You are taking me into the woods? Look how the snow-flakes are swirling! The whole estate has been blanketed in a peaceful white. Everything is still as a tomb. Well, if you don't count the shrieks emanating from the burning mansion.

What is this? We have reached a clearing in the woods where a giant metal obelisk points its needle-nose to the heavens. This must be the device N. Aeschylus has been working on in the nursery recently. Very impressive, dear boy! Is this your coy way of telling me you wish to join the Masons?
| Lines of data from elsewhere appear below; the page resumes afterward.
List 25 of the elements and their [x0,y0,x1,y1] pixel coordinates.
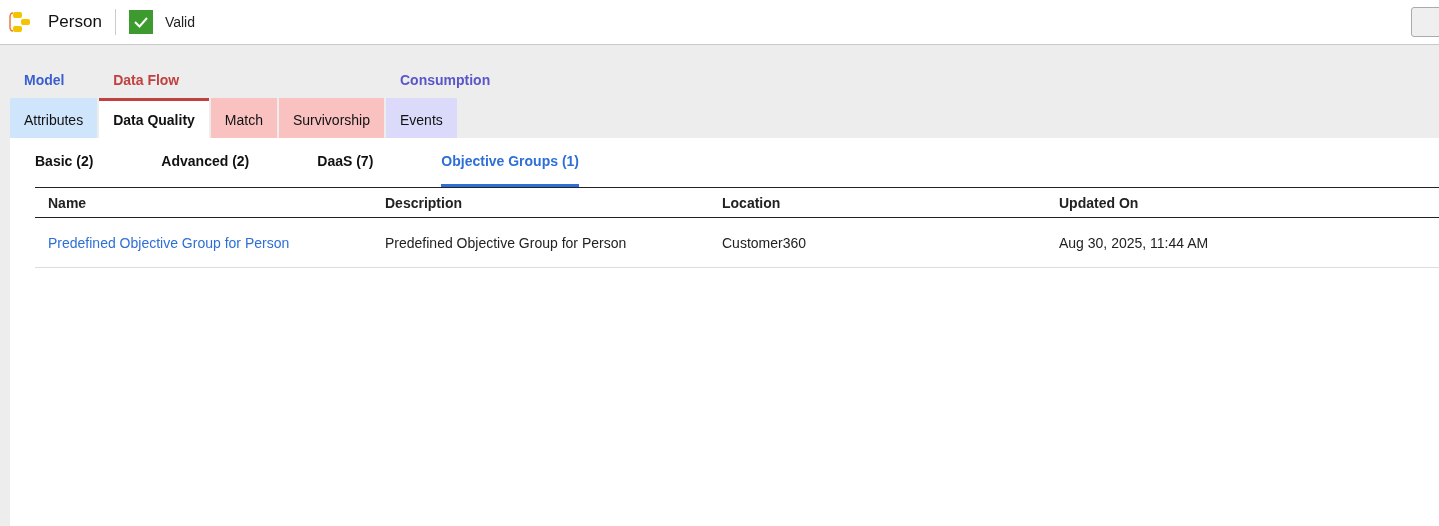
table-cell-text: Aug 30, 2025, 11:44 AM [1058,234,1210,251]
tab[interactable]: Events [386,98,457,138]
tab-group-label: Model [23,72,66,90]
tab[interactable]: Match [210,98,277,138]
check-icon [128,10,153,34]
column-header: Updated On [1058,194,1140,211]
status-label: Valid [164,14,195,30]
tab[interactable]: Attributes [10,98,98,138]
tab[interactable]: Survivorship [278,98,384,138]
column-header: Location [721,194,782,211]
logo-icon [8,10,32,34]
tab-group-label: Data Flow [112,72,181,90]
tab[interactable]: Data Quality [99,98,209,138]
header-button[interactable] [1411,7,1439,37]
sub-tab[interactable]: Advanced (2) [161,138,250,187]
sub-tab[interactable]: DaaS (7) [317,138,374,187]
page-title: Person [48,12,102,32]
column-header: Description [384,194,463,211]
table-cell-text: Predefined Objective Group for Person [384,234,628,251]
tab-group-label: Consumption [399,72,491,90]
name-link[interactable]: Predefined Objective Group for Person [35,234,372,251]
column-header: Name [47,194,88,211]
table-cell-text: Customer360 [721,234,808,251]
sub-tab[interactable]: Basic (2) [35,138,94,187]
sub-tab[interactable]: Objective Groups (1) [441,138,579,187]
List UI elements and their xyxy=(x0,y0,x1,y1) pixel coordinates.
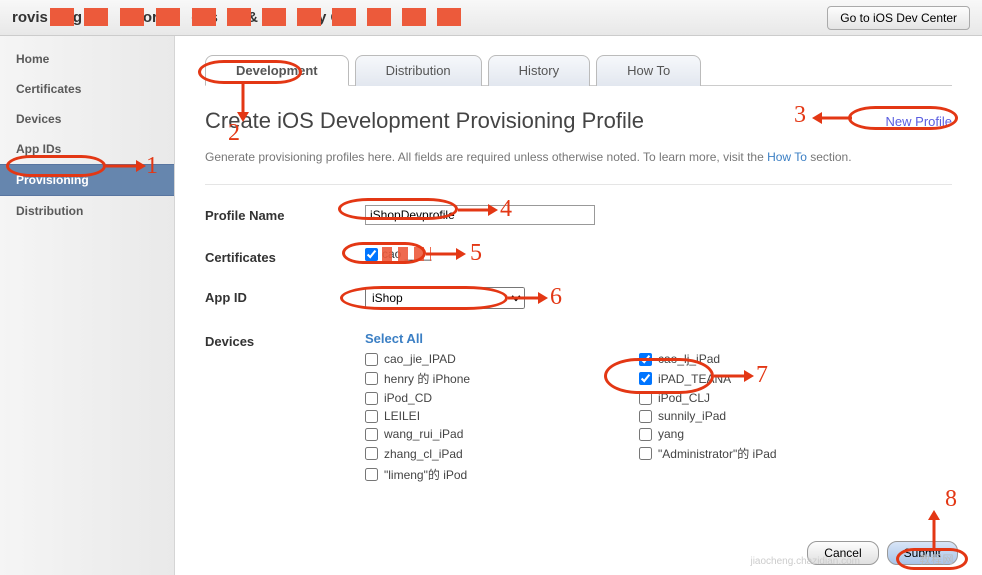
device-checkbox[interactable] xyxy=(365,428,378,441)
sidebar-item-distribution[interactable]: Distribution xyxy=(0,196,174,226)
howto-link[interactable]: How To xyxy=(767,150,807,164)
device-item: zhang_cl_iPad xyxy=(365,445,615,462)
device-label: sunnily_iPad xyxy=(658,409,726,423)
intro-text: Generate provisioning profiles here. All… xyxy=(205,150,952,185)
device-item: LEILEI xyxy=(365,409,615,423)
device-item: henry 的 iPhone xyxy=(365,370,615,387)
device-label: LEILEI xyxy=(384,409,420,423)
main-content: Development Distribution History How To … xyxy=(175,36,982,575)
tab-history[interactable]: History xyxy=(488,55,590,86)
device-checkbox[interactable] xyxy=(365,468,378,481)
new-profile-link[interactable]: New Profile xyxy=(886,114,952,129)
dev-center-button[interactable]: Go to iOS Dev Center xyxy=(827,6,970,30)
device-label: cao_jie_IPAD xyxy=(384,352,456,366)
app-id-label: App ID xyxy=(205,287,365,305)
device-item: yang xyxy=(639,427,889,441)
header-bar: rovis g Po lor ons & te gy C Go to iOS D… xyxy=(0,0,982,36)
device-checkbox[interactable] xyxy=(365,447,378,460)
devices-label: Devices xyxy=(205,331,365,349)
device-label: yang xyxy=(658,427,684,441)
profile-name-input[interactable] xyxy=(365,205,595,225)
device-item: "limeng"的 iPod xyxy=(365,466,615,483)
app-id-select[interactable]: iShop xyxy=(365,287,525,309)
device-label: zhang_cl_iPad xyxy=(384,447,463,461)
watermark: 教程网 xyxy=(920,551,955,567)
certificate-checkbox[interactable] xyxy=(365,248,378,261)
device-item xyxy=(639,466,889,483)
page-title: Create iOS Development Provisioning Prof… xyxy=(205,108,952,134)
device-label: iPAD_TEANA xyxy=(658,372,731,386)
device-label: iPod_CLJ xyxy=(658,391,710,405)
sidebar-item-home[interactable]: Home xyxy=(0,44,174,74)
sidebar-item-provisioning[interactable]: Provisioning xyxy=(0,164,174,196)
device-checkbox[interactable] xyxy=(639,372,652,385)
device-label: "Administrator"的 iPad xyxy=(658,445,777,462)
certificate-name: cao ____ xyxy=(382,247,431,261)
device-checkbox[interactable] xyxy=(639,447,652,460)
device-checkbox[interactable] xyxy=(639,428,652,441)
header-title: rovis g Po lor ons & te gy C xyxy=(12,9,341,26)
device-label: iPod_CD xyxy=(384,391,432,405)
device-checkbox[interactable] xyxy=(639,410,652,423)
device-item: wang_rui_iPad xyxy=(365,427,615,441)
device-checkbox[interactable] xyxy=(365,353,378,366)
tab-howto[interactable]: How To xyxy=(596,55,701,86)
device-label: wang_rui_iPad xyxy=(384,427,463,441)
device-item: iPod_CLJ xyxy=(639,391,889,405)
sidebar-item-devices[interactable]: Devices xyxy=(0,104,174,134)
device-checkbox[interactable] xyxy=(365,392,378,405)
device-checkbox[interactable] xyxy=(365,410,378,423)
select-all-link[interactable]: Select All xyxy=(365,331,423,346)
tabs: Development Distribution History How To xyxy=(205,54,952,86)
device-label: henry 的 iPhone xyxy=(384,370,470,387)
tab-development[interactable]: Development xyxy=(205,55,349,86)
watermark-url: jiaocheng.chazidian.com xyxy=(750,556,860,567)
device-item: iPAD_TEANA xyxy=(639,370,889,387)
devices-grid: cao_jie_IPAD cao_lj_iPadhenry 的 iPhone iPA… xyxy=(365,352,952,483)
device-item: cao_lj_iPad xyxy=(639,352,889,366)
device-item: sunnily_iPad xyxy=(639,409,889,423)
sidebar-item-appids[interactable]: App IDs xyxy=(0,134,174,164)
device-checkbox[interactable] xyxy=(365,372,378,385)
sidebar: Home Certificates Devices App IDs Provis… xyxy=(0,36,175,575)
device-item: "Administrator"的 iPad xyxy=(639,445,889,462)
tab-distribution[interactable]: Distribution xyxy=(355,55,482,86)
device-label: cao_lj_iPad xyxy=(658,352,720,366)
device-checkbox[interactable] xyxy=(639,353,652,366)
device-label: "limeng"的 iPod xyxy=(384,466,467,483)
certificates-label: Certificates xyxy=(205,247,365,265)
profile-name-label: Profile Name xyxy=(205,205,365,223)
device-checkbox[interactable] xyxy=(639,392,652,405)
device-item: iPod_CD xyxy=(365,391,615,405)
device-item: cao_jie_IPAD xyxy=(365,352,615,366)
sidebar-item-certificates[interactable]: Certificates xyxy=(0,74,174,104)
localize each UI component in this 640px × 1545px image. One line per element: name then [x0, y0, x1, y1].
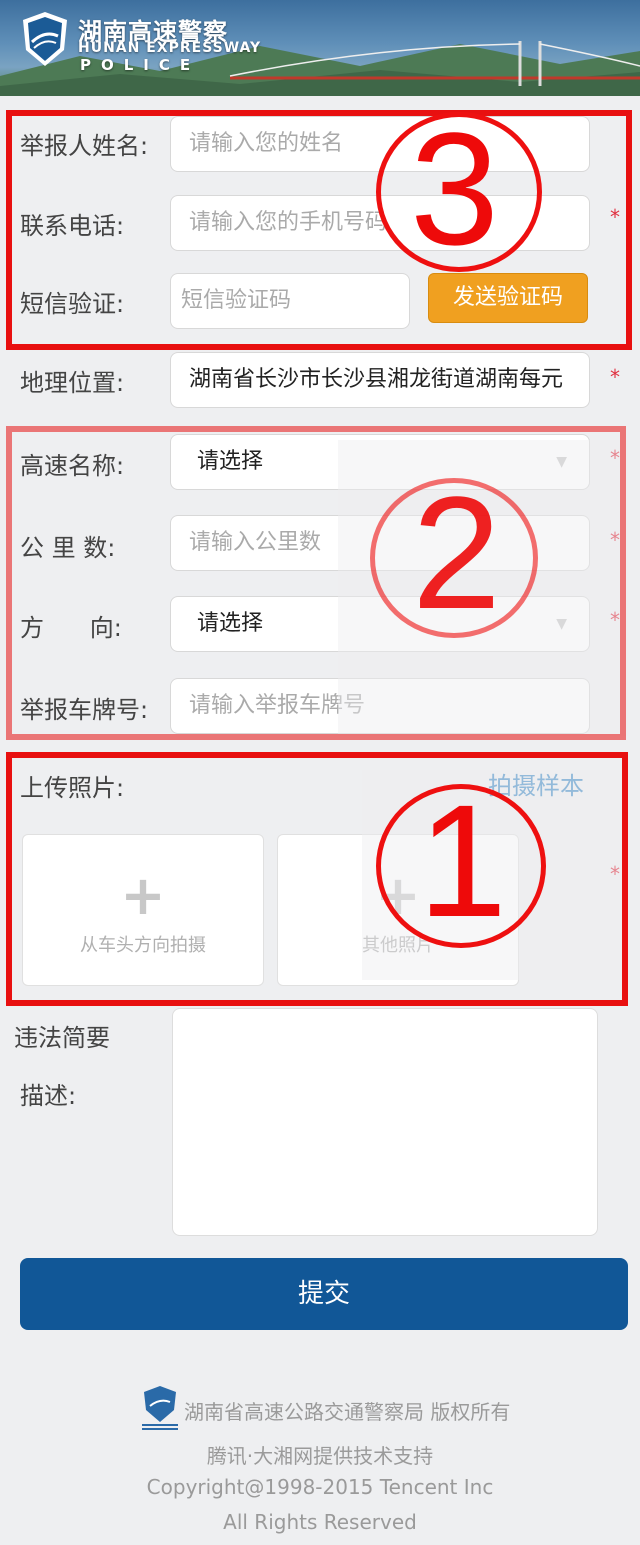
upload-front-label: 从车头方向拍摄	[80, 935, 206, 956]
highway-select[interactable]: 请选择 ▼	[170, 434, 590, 490]
plus-icon: +	[120, 864, 166, 927]
sms-label: 短信验证:	[20, 290, 125, 318]
direction-select[interactable]: 请选择 ▼	[170, 596, 590, 652]
reporter-name-input[interactable]: 请输入您的姓名	[170, 116, 590, 172]
highway-select-value: 请选择	[197, 449, 264, 474]
chevron-down-icon: ▼	[556, 616, 567, 632]
upload-label: 上传照片:	[20, 774, 125, 802]
footer-copyright-cn: 湖南省高速公路交通警察局 版权所有	[184, 1400, 511, 1424]
upload-front-photo-box[interactable]: + 从车头方向拍摄	[22, 834, 264, 986]
km-input[interactable]: 请输入公里数	[170, 515, 590, 571]
police-badge-icon	[23, 12, 67, 66]
required-mark: *	[610, 205, 620, 229]
description-label-line1: 违法简要	[14, 1024, 110, 1052]
required-mark: *	[610, 528, 620, 552]
required-mark: *	[610, 862, 620, 886]
required-mark: *	[610, 446, 620, 470]
direction-select-value: 请选择	[197, 611, 264, 636]
footer-rights: All Rights Reserved	[223, 1510, 417, 1534]
upload-other-label: 其他照片	[362, 935, 434, 956]
logo-title-en: HUNAN EXPRESSWAY	[78, 40, 262, 56]
header-banner: 湖南高速警察 HUNAN EXPRESSWAY POLICE	[0, 0, 640, 96]
highway-label: 高速名称:	[20, 452, 125, 480]
logo-title-police: POLICE	[80, 56, 201, 74]
required-mark: *	[610, 365, 620, 389]
phone-label: 联系电话:	[20, 212, 125, 240]
location-input[interactable]: 湖南省长沙市长沙县湘龙街道湖南每元	[170, 352, 590, 408]
sample-photo-link[interactable]: 拍摄样本	[488, 766, 584, 801]
plus-icon: +	[375, 864, 421, 927]
footer-support: 腾讯·大湘网提供技术支持	[206, 1444, 434, 1468]
chevron-down-icon: ▼	[556, 454, 567, 470]
police-badge-icon	[142, 1386, 178, 1430]
upload-other-photo-box[interactable]: + 其他照片	[277, 834, 519, 986]
sms-code-input[interactable]: 短信验证码	[170, 273, 410, 329]
required-mark: *	[610, 608, 620, 632]
km-label: 公 里 数:	[20, 534, 116, 562]
plate-label: 举报车牌号:	[20, 696, 149, 724]
location-label: 地理位置:	[20, 369, 125, 397]
direction-label: 方 向:	[20, 614, 122, 642]
submit-button[interactable]: 提交	[20, 1258, 628, 1330]
description-label-line2: 描述:	[20, 1082, 77, 1110]
send-code-button[interactable]: 发送验证码	[428, 273, 588, 323]
plate-input[interactable]: 请输入举报车牌号	[170, 678, 590, 734]
phone-input[interactable]: 请输入您的手机号码	[170, 195, 590, 251]
description-textarea[interactable]	[172, 1008, 598, 1236]
footer-copyright-en: Copyright@1998-2015 Tencent Inc	[146, 1475, 494, 1499]
reporter-name-label: 举报人姓名:	[20, 132, 149, 160]
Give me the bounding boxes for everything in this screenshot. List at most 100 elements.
You only needed to ask! I'm sure I can secure you a summer internship.

Thank you for setting me down on this stone slab, boy. I must admit, I feel a bit tuckered-out from our constitutional. But are the leather straps really necessary? And what is that whirling metal wheel extruding from your arm? N. Aeschylus? N. Aeschylus?

What's this? An army of black-clad, sword-wielding men are springing from the trees! It's... I can't believe it... The Society Of 800 Avenging Fists! They are the Chinee assassins dispatched by Li Ming, my rival for the title of World's Oldest Man, to avenge my own attempt on his life! Help! Police! Murder! Poison! Save me, N. Aeschylus, save me! Train your fiery eye-beams on them! Slice them limb from limb! Oh, dear: They're swarming all over him! Courage, N. Aeschylus!

Standish! What are you doing here? Quick, untie me from this slab! There's no time to lose! What? You say there's an opening to the metal obelisk? Let's hide in there before the sinister yellow-men see us! Oh, this is terrible! I'm quite sure I just shat out my rib-cage from fear!